Da qualche anno le etichette che si appongono alle nuove forme di cinema sono diventate labili. Durano poco, perdono rapidamente senso, quando non cambiano subdolamente di significato. Di fronte a questa confusione, il rischio dell'arroccamento nostalgico è preoccupante esattamente quanto l'adesione entusiastica e incondizionata alle novità.
Per chi fa un festival, guardare il nuovo è un dovere primario che si associa strettamente alla necessità di interpretarlo e alla possibilità di promuoverlo e sostenerlo. E qui, a dispetto dell'univocità perentoria delle mode, le opzioni sono molte e diversificate.
Filmmaker non ha ricette pronte, ma un percorso lungo e originale sì: fin dalle origini con l'individuazione di un movimento sommerso di autori periferici destinati a rinnovare il cinema italiano o dalla lungimirante svolta degli anni '90 a favore del documentario d'autore e, ancora, dalla recente e convinta frequentazione delle esperienze di confine con l'arte contemporanea, il nostro festival si è dato un’impronta netta, offrendo chiavi interpretative precise e rischiando scommesse tutt'altro che facili. Tenendo sempre fede a una specificità: il radicamento locale, che è l'esatto opposto del provincialismo.
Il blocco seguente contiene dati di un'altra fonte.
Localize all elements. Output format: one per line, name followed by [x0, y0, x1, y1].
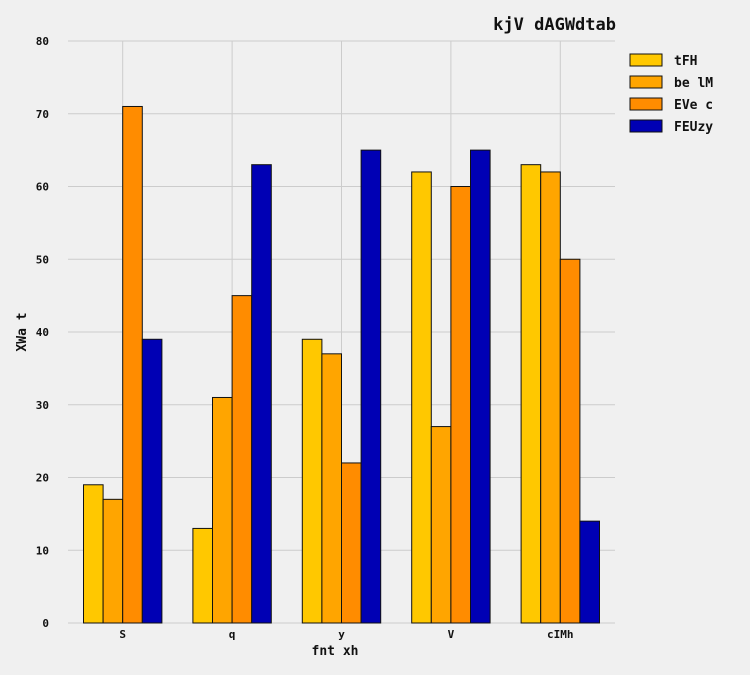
- bar: [141, 338, 163, 624]
- y-tick-labels: 0 10 20 30 40 50 60 70 80: [36, 35, 49, 630]
- y-tick-label: 40: [36, 326, 49, 339]
- x-tick-label: y: [338, 628, 345, 641]
- bar: [102, 498, 124, 624]
- bar: [122, 105, 143, 624]
- bar: [212, 396, 233, 624]
- legend-swatch: [629, 97, 663, 111]
- legend-swatch: [629, 119, 663, 133]
- bar: [360, 149, 382, 624]
- y-axis-label: XWa t: [15, 312, 30, 351]
- bar: [411, 171, 432, 624]
- legend-label: FEUzy: [674, 120, 713, 135]
- bar: [470, 149, 491, 624]
- x-tick-label: V: [448, 628, 455, 641]
- bar: [520, 164, 542, 624]
- bar: [192, 527, 213, 624]
- chart-title: kjV dAGWdtab: [493, 15, 616, 35]
- y-tick-label: 50: [36, 253, 49, 266]
- y-tick-label: 70: [36, 108, 49, 121]
- bar: [83, 484, 104, 624]
- bar: [251, 164, 272, 624]
- bar: [579, 520, 601, 624]
- y-tick-label: 0: [42, 617, 49, 630]
- x-tick-label: cIMh: [547, 628, 574, 641]
- bar: [430, 426, 452, 624]
- bar: [301, 338, 323, 624]
- x-axis-label: fnt xh: [312, 644, 359, 659]
- legend-label: EVe c: [674, 98, 713, 113]
- y-tick-label: 10: [36, 544, 49, 557]
- bar: [540, 171, 561, 624]
- y-tick-label: 30: [36, 399, 49, 412]
- legend-swatch: [629, 53, 663, 67]
- bars: [83, 105, 601, 624]
- x-tick-label: q: [229, 628, 236, 641]
- legend: tFH be lM EVe c FEUzy: [629, 53, 713, 135]
- y-tick-label: 80: [36, 35, 49, 48]
- legend-swatch: [629, 75, 663, 89]
- bar: [231, 295, 253, 624]
- legend-label: be lM: [674, 76, 713, 91]
- bar: [559, 258, 581, 624]
- legend-label: tFH: [674, 54, 697, 69]
- bar: [341, 462, 362, 624]
- y-tick-label: 60: [36, 181, 49, 194]
- bar: [450, 186, 471, 624]
- y-tick-label: 20: [36, 472, 49, 485]
- x-tick-label: S: [119, 628, 126, 641]
- bar: [321, 353, 342, 624]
Fare un festival internazionale che porta a Milano le più rigorose e innovative esperienze del cinema di ricerca (con vere e proprie scoperte e molte prime) ha per noi senso solo quando si traduce in esperienza condivisa dagli spettatori e dai registi che si ritrovano davanti agli schermi dei nostri cinema, quando semina idee per nuovi film, quando allarga le visioni e acuisce le sensibilità per la ricerca, la serietà, il rigore stilistico. Quando permette di essere cittadini più consapevoli.
Mostrare film, sostenerne la produzione e lo sviluppo, diffondere la cultura cinematografica durante tutto l'anno è oggi l'attività di Filmmaker: una sfida che lanciamo anche quest'anno con fiducia rinnovata, rafforzando il programma, introducendo un nuovo concorso e puntando su Filmmaker Off. Buone visioni!